Dorf mit Charakter
im Herzen der korsischen MacchiaDas Gebiet von Giuncheto wurde bereits in der Vorgeschichte besiedelt und zeugt von einer sehr frühen menschlichen Besiedlung. Im Mittelalter nahm sie die Form einer Streusiedlung an, die typisch für die Lebensweise der Hirten war. Um 1412 wurde das Land den Kamaldulensermönchen von Monte Christo überlassen, die dort ein Kloster und landwirtschaftliche Gebäude errichteten. Die Geschichte von Giuncheto ist jedoch von Unsicherheit geprägt: Barbareskenangriffe zerstören die religiösen Einrichtungen vollständig.
Erst im 17. Jahrhundert findet die Region zu einem stabilen Leben zurück. Die Hirten aus der Umgebung kehrten mit ihren Herden zum Überwintern zurück, und nach und nach wurde das Dorf wieder aufgebaut, so wie man es heute vorfindet.
Eine lokale mündliche Überlieferung besagt sogar, dass der Apostel Paulus auf diesen Anhöhen eine Kirche und ein kleines Kloster errichten ließ, bevor er seine Reise nach Afrika fortsetzte.

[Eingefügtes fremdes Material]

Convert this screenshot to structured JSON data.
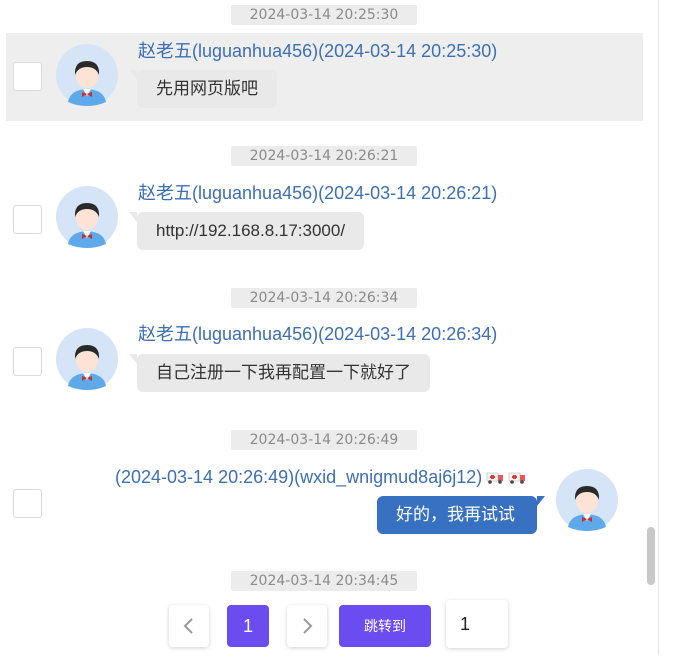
{
  "timestamps": [
    "2024-03-14 20:25:30",
    "2024-03-14 20:26:21",
    "2024-03-14 20:26:34",
    "2024-03-14 20:26:49",
    "2024-03-14 20:34:45"
  ],
  "messages": [
    {
      "sender": "赵老五(luguanhua456)(2024-03-14 20:25:30)",
      "text": "先用网页版吧"
    },
    {
      "sender": "赵老五(luguanhua456)(2024-03-14 20:26:21)",
      "text": "http://192.168.8.17:3000/"
    },
    {
      "sender": "赵老五(luguanhua456)(2024-03-14 20:26:34)",
      "text": "自己注册一下我再配置一下就好了"
    },
    {
      "sender": "(2024-03-14 20:26:49)(wxid_wnigmud8aj6j12)",
      "text": "好的，我再试试"
    }
  ],
  "pagination": {
    "prev_icon": "chevron-left-icon",
    "current_page": "1",
    "next_icon": "chevron-right-icon",
    "jump_label": "跳转到",
    "jump_value": "1"
  },
  "colors": {
    "accent": "#6b4cf0",
    "sender": "#3d6fb5",
    "self_bubble": "#3871c1",
    "highlight_row": "#eeeeee"
  }
}
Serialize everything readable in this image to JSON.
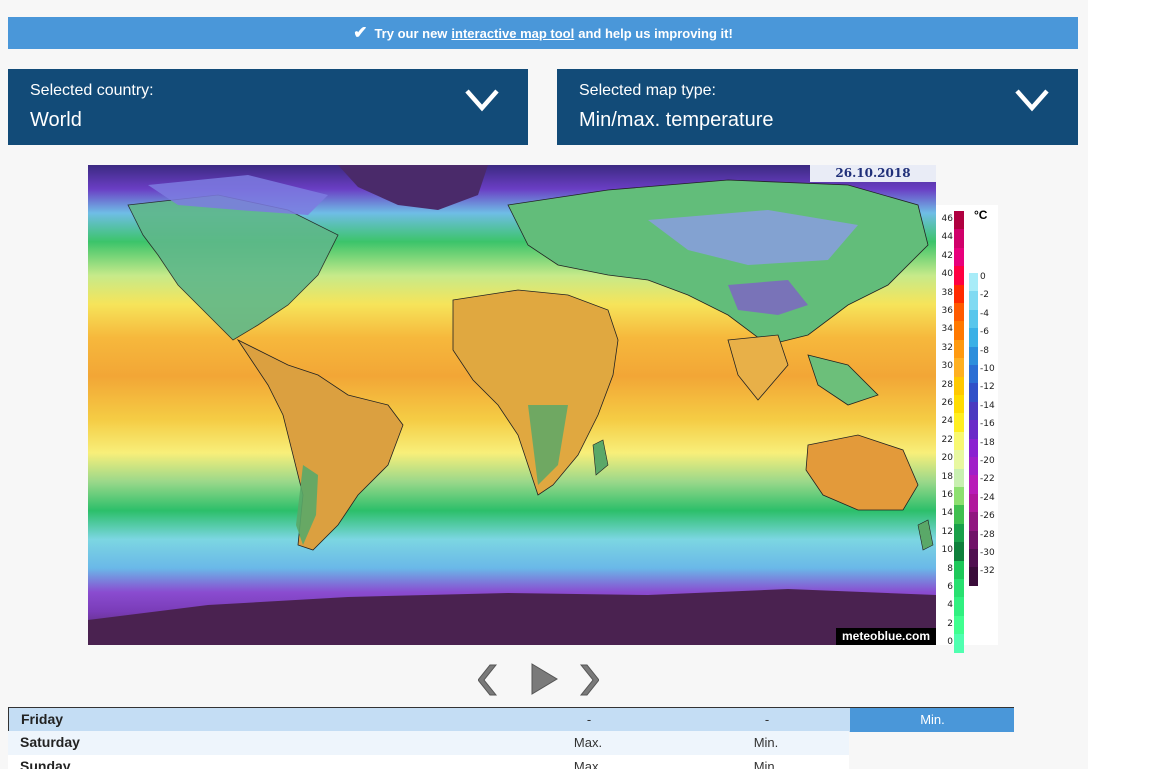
{
  "banner": {
    "prefix": "Try our new",
    "link": "interactive map tool",
    "suffix": "and help us improving it!"
  },
  "selectors": {
    "country": {
      "label": "Selected country:",
      "value": "World"
    },
    "map_type": {
      "label": "Selected map type:",
      "value": "Min/max. temperature"
    }
  },
  "map": {
    "date": "26.10.2018",
    "credit": "meteoblue.com"
  },
  "legend": {
    "unit": "°C",
    "warm_scale": [
      "46",
      "44",
      "42",
      "40",
      "38",
      "36",
      "34",
      "32",
      "30",
      "28",
      "26",
      "24",
      "22",
      "20",
      "18",
      "16",
      "14",
      "12",
      "10",
      "8",
      "6",
      "4",
      "2",
      "0"
    ],
    "cold_scale": [
      "0",
      "-2",
      "-4",
      "-6",
      "-8",
      "-10",
      "-12",
      "-14",
      "-16",
      "-18",
      "-20",
      "-22",
      "-24",
      "-26",
      "-28",
      "-30",
      "-32"
    ],
    "warm_colors": [
      "#b00040",
      "#d0006a",
      "#e8007c",
      "#ff0040",
      "#ff2a00",
      "#ff5a00",
      "#ff7800",
      "#ff9a10",
      "#ffb020",
      "#ffc800",
      "#ffdc00",
      "#ffee20",
      "#f8f870",
      "#e8f8a0",
      "#c8f0b0",
      "#8de070",
      "#40c050",
      "#1aa04a",
      "#0f803c",
      "#1ec85a",
      "#28e070",
      "#30f080",
      "#40ff90",
      "#50ffb0"
    ],
    "cold_colors": [
      "#a8ecf8",
      "#80daf2",
      "#58c6ec",
      "#3ab0e6",
      "#2c8edc",
      "#2a6ed4",
      "#3050c8",
      "#4a3ac0",
      "#6a2ac8",
      "#8a22d0",
      "#a020c8",
      "#b81cb8",
      "#b0189c",
      "#901680",
      "#701268",
      "#501050",
      "#3a0c3a"
    ]
  },
  "controls": {
    "prev": "previous-frame",
    "play": "play",
    "next": "next-frame"
  },
  "days": [
    {
      "name": "Friday",
      "col1": "-",
      "col2": "-",
      "selected": "Min."
    },
    {
      "name": "Saturday",
      "col1": "Max.",
      "col2": "Min."
    },
    {
      "name": "Sunday",
      "col1": "Max.",
      "col2": "Min."
    }
  ]
}
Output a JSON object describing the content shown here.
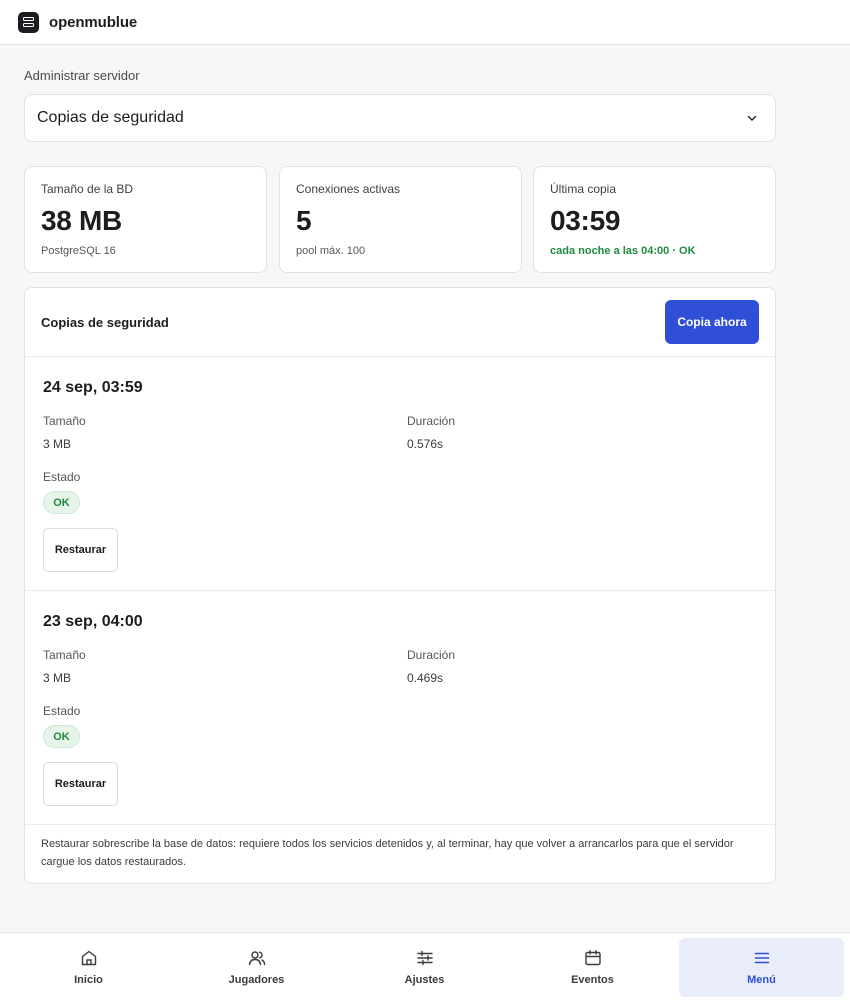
{
  "app": {
    "name": "openmublue"
  },
  "admin": {
    "label": "Administrar servidor",
    "selected": "Copias de seguridad"
  },
  "stats": [
    {
      "label": "Tamaño de la BD",
      "value": "38 MB",
      "sub": "PostgreSQL 16"
    },
    {
      "label": "Conexiones activas",
      "value": "5",
      "sub": "pool máx. 100"
    },
    {
      "label": "Última copia",
      "value": "03:59",
      "sub": "cada noche a las 04:00 · OK"
    }
  ],
  "backups": {
    "title": "Copias de seguridad",
    "action_label": "Copia ahora",
    "size_label": "Tamaño",
    "duration_label": "Duración",
    "status_label": "Estado",
    "restore_label": "Restaurar",
    "items": [
      {
        "date": "24 sep, 03:59",
        "size": "3 MB",
        "duration": "0.576s",
        "status": "OK"
      },
      {
        "date": "23 sep, 04:00",
        "size": "3 MB",
        "duration": "0.469s",
        "status": "OK"
      }
    ],
    "note": "Restaurar sobrescribe la base de datos: requiere todos los servicios detenidos y, al terminar, hay que volver a arrancarlos para que el servidor cargue los datos restaurados."
  },
  "nav": [
    {
      "label": "Inicio",
      "icon": "home-icon",
      "active": false
    },
    {
      "label": "Jugadores",
      "icon": "users-icon",
      "active": false
    },
    {
      "label": "Ajustes",
      "icon": "sliders-icon",
      "active": false
    },
    {
      "label": "Eventos",
      "icon": "calendar-icon",
      "active": false
    },
    {
      "label": "Menú",
      "icon": "menu-icon",
      "active": true
    }
  ],
  "colors": {
    "accent": "#2f4fd6",
    "ok": "#1f8a3f",
    "ok_bg": "#e6f4ea",
    "active_nav_bg": "#e9edf9"
  }
}
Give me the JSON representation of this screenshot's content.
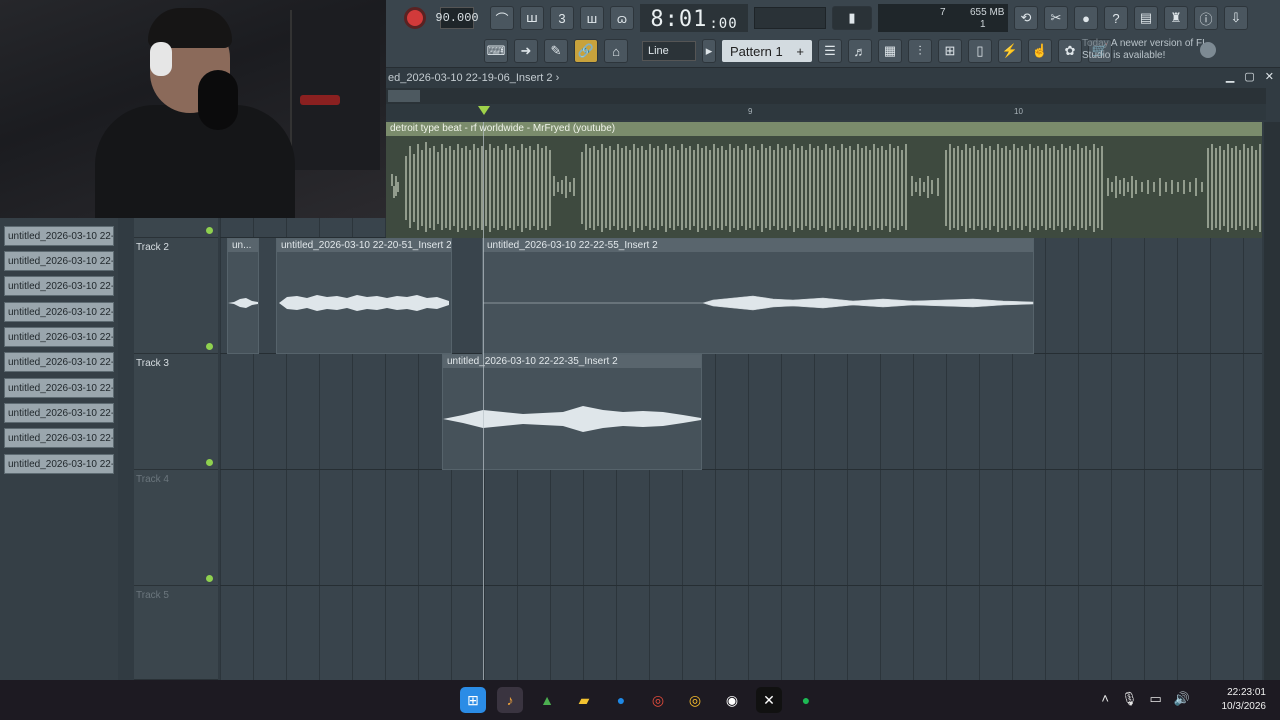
{
  "toolbar": {
    "tempo": "90.000",
    "time_main": "8:01",
    "time_sub": ":00",
    "cpu_value": "7",
    "memory": "655 MB",
    "voices": "1",
    "snap_mode": "Line",
    "pattern": "Pattern 1",
    "pattern_add": "+",
    "notice_prefix": "Today",
    "notice_text": "A newer version of FL Studio is available!"
  },
  "playlist": {
    "title": "ed_2026-03-10 22-19-06_Insert 2",
    "title_arrow": "›",
    "ruler": [
      {
        "label": "9"
      },
      {
        "label": "10"
      }
    ]
  },
  "picker": [
    "untitled_2026-03-10 22-...",
    "untitled_2026-03-10 22-...",
    "untitled_2026-03-10 22-...",
    "untitled_2026-03-10 22-...",
    "untitled_2026-03-10 22-...",
    "untitled_2026-03-10 22-...",
    "untitled_2026-03-10 22-...",
    "untitled_2026-03-10 22-...",
    "untitled_2026-03-10 22-...",
    "untitled_2026-03-10 22-..."
  ],
  "tracks": [
    {
      "label": "Track 2"
    },
    {
      "label": "Track 3"
    },
    {
      "label": "Track 4"
    },
    {
      "label": "Track 5"
    }
  ],
  "clips": {
    "beat": "detroit type beat - rf worldwide - MrFryed (youtube)",
    "t2_a": "un...",
    "t2_b": "untitled_2026-03-10 22-20-51_Insert 2",
    "t2_c": "untitled_2026-03-10 22-22-55_Insert 2",
    "t3_a": "untitled_2026-03-10 22-22-35_Insert 2"
  },
  "taskbar": {
    "time": "22:23:01",
    "date": "10/3/2026"
  },
  "colors": {
    "accent": "#9fd24a",
    "record": "#d23a3a",
    "link_active": "#c8a23c"
  }
}
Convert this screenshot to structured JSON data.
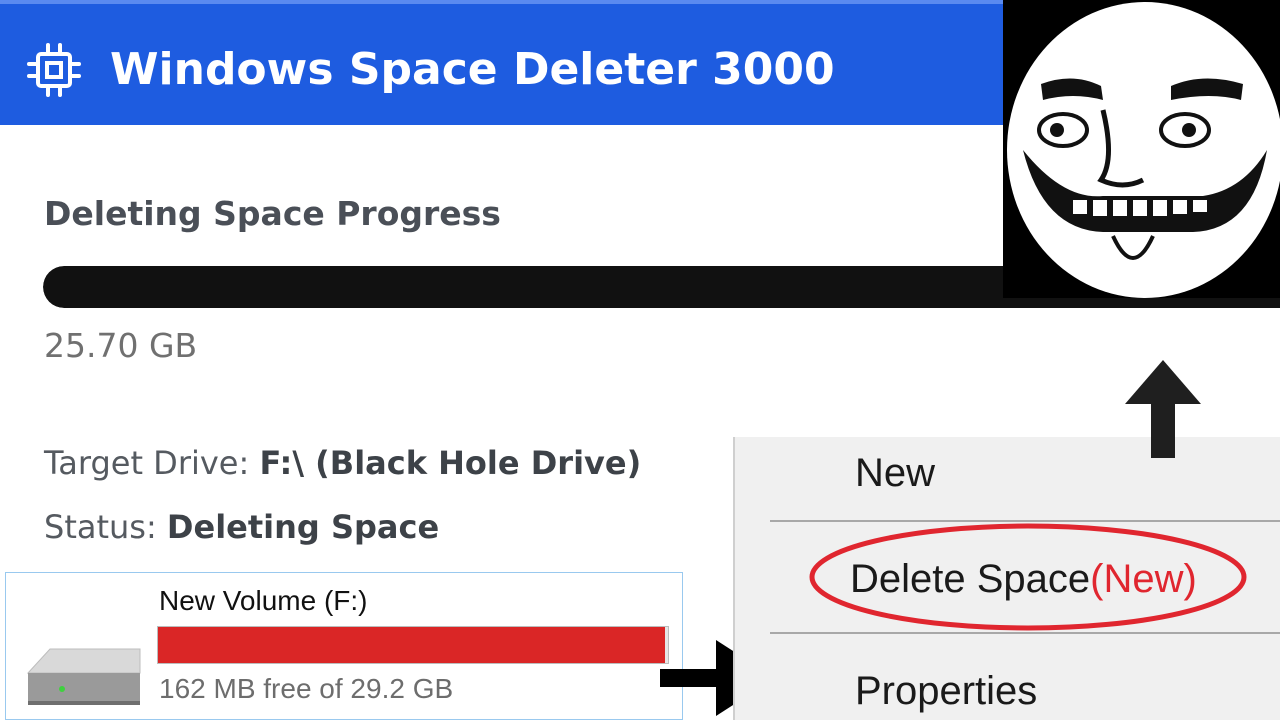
{
  "window": {
    "title": "Windows Space Deleter 3000",
    "title_icon": "cpu-chip-icon",
    "accent_color": "#1e5ce0"
  },
  "progress": {
    "label": "Deleting Space Progress",
    "fraction": 1.0,
    "value_text": "25.70 GB"
  },
  "info": {
    "target_label": "Target Drive:",
    "target_value": "F:\\ (Black Hole Drive)",
    "status_label": "Status:",
    "status_value": "Deleting Space"
  },
  "drive": {
    "name": "New Volume (F:)",
    "used_fraction": 0.995,
    "free_text": "162 MB free of 29.2 GB",
    "bar_color": "#da2626",
    "icon": "hard-drive-icon"
  },
  "context_menu": {
    "items": [
      {
        "label": "New"
      },
      {
        "label": "Delete Space",
        "badge": "(New)"
      },
      {
        "label": "Properties"
      }
    ],
    "badge_color": "#e0262f",
    "highlight_color": "#e0262f"
  },
  "decorations": {
    "arrow_right_icon": "arrow-right-icon",
    "arrow_up_icon": "arrow-up-icon",
    "meme_image": "troll-face-image"
  }
}
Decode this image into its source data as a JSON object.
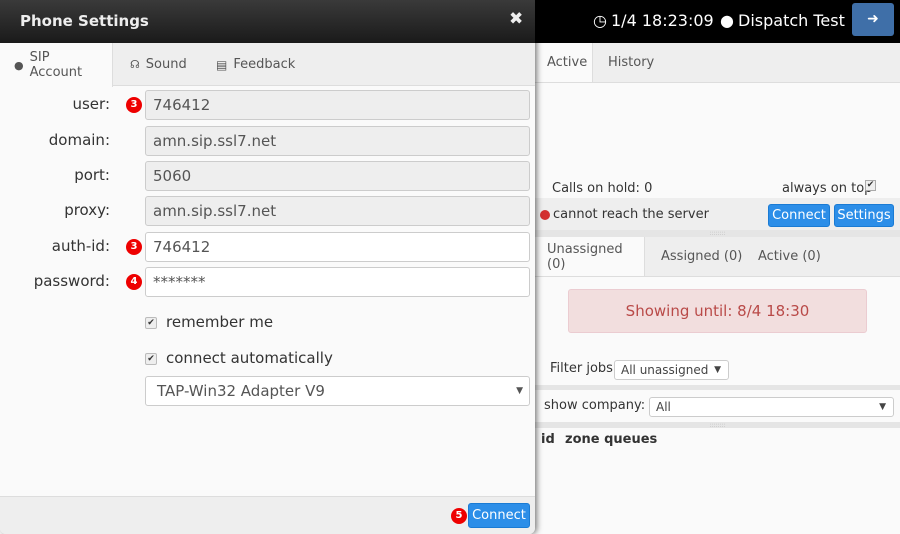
{
  "topbar": {
    "clock": "1/4 18:23:09",
    "user": "Dispatch Test",
    "clock_icon": "clock-icon",
    "user_icon": "user-icon",
    "logout_icon": "sign-out-icon"
  },
  "main_tabs": [
    "Active",
    "History"
  ],
  "calls_on_hold": "Calls on hold: 0",
  "always_on_top": {
    "label": "always on top",
    "checked": true
  },
  "status": {
    "text": "cannot reach the server",
    "color": "#d32f2f"
  },
  "buttons": {
    "connect": "Connect",
    "settings": "Settings"
  },
  "job_tabs": [
    "Unassigned (0)",
    "Assigned (0)",
    "Active (0)"
  ],
  "alert": "Showing until: 8/4 18:30",
  "filter": {
    "label": "Filter jobs:",
    "value": "All unassigned"
  },
  "company": {
    "label": "show company:",
    "value": "All"
  },
  "table_headers": [
    "id",
    "zone queues"
  ],
  "dialog": {
    "title": "Phone Settings",
    "close_icon": "close-icon",
    "tabs": [
      "SIP Account",
      "Sound",
      "Feedback"
    ],
    "fields": [
      {
        "label": "user:",
        "value": "746412",
        "readonly": true,
        "badge": "3"
      },
      {
        "label": "domain:",
        "value": "amn.sip.ssl7.net",
        "readonly": true,
        "badge": ""
      },
      {
        "label": "port:",
        "value": "5060",
        "readonly": true,
        "badge": ""
      },
      {
        "label": "proxy:",
        "value": "amn.sip.ssl7.net",
        "readonly": true,
        "badge": ""
      },
      {
        "label": "auth-id:",
        "value": "746412",
        "readonly": false,
        "badge": "3"
      },
      {
        "label": "password:",
        "value": "*******",
        "readonly": false,
        "badge": "4"
      }
    ],
    "remember_me": {
      "label": "remember me",
      "checked": true
    },
    "connect_auto": {
      "label": "connect automatically",
      "checked": true
    },
    "adapter": "TAP-Win32 Adapter V9",
    "connect_badge": "5",
    "connect_button": "Connect"
  },
  "colors": {
    "primary": "#2c8ee8",
    "badge": "#e00000",
    "alert_bg": "#f2dede",
    "alert_text": "#b94a48"
  }
}
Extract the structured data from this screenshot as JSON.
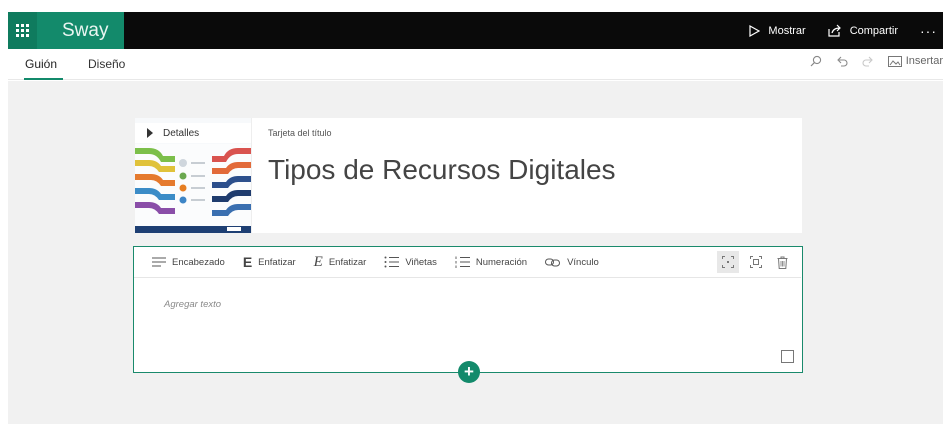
{
  "app": {
    "name": "Sway",
    "accent_color": "#138a6b",
    "header_color": "#0a0a0a"
  },
  "topbar": {
    "waffle_icon": "app-launcher-icon",
    "play_label": "Mostrar",
    "share_label": "Compartir",
    "more_label": "···"
  },
  "tabs": [
    {
      "label": "Guión",
      "active": true
    },
    {
      "label": "Diseño",
      "active": false
    }
  ],
  "tools_right": {
    "insert_label": "Insertar"
  },
  "title_card": {
    "details_label": "Detalles",
    "caption": "Tarjeta del título",
    "title": "Tipos de Recursos Digitales"
  },
  "text_card": {
    "toolbar": [
      {
        "label": "Encabezado",
        "icon": "heading-icon"
      },
      {
        "label": "Enfatizar",
        "icon": "emphasize-bold-icon"
      },
      {
        "label": "Enfatizar",
        "icon": "emphasize-italic-icon"
      },
      {
        "label": "Viñetas",
        "icon": "bullets-icon"
      },
      {
        "label": "Numeración",
        "icon": "numbering-icon"
      },
      {
        "label": "Vínculo",
        "icon": "link-icon"
      }
    ],
    "placeholder": "Agregar texto"
  },
  "add_card": "+"
}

⛪ Se henswert: die Kirche des Heiligen Antonius.
Bei Ihrem Besuch sollten Sie sich die Kirche im Viertel Saint-Antoine nicht entgehen lassen, die den Heiligen Petrus und Paulus gewidmet ist. Die aus Granit erbaute Kirche zeichnet sich durch ihre elegante Schlichtheit und ihre dominante Lage aus, die ein wahrer Aussichtspunkt über das Ortolo-Tal ist. Ein friedlicher Ort, der zur Kontemplation einlädt.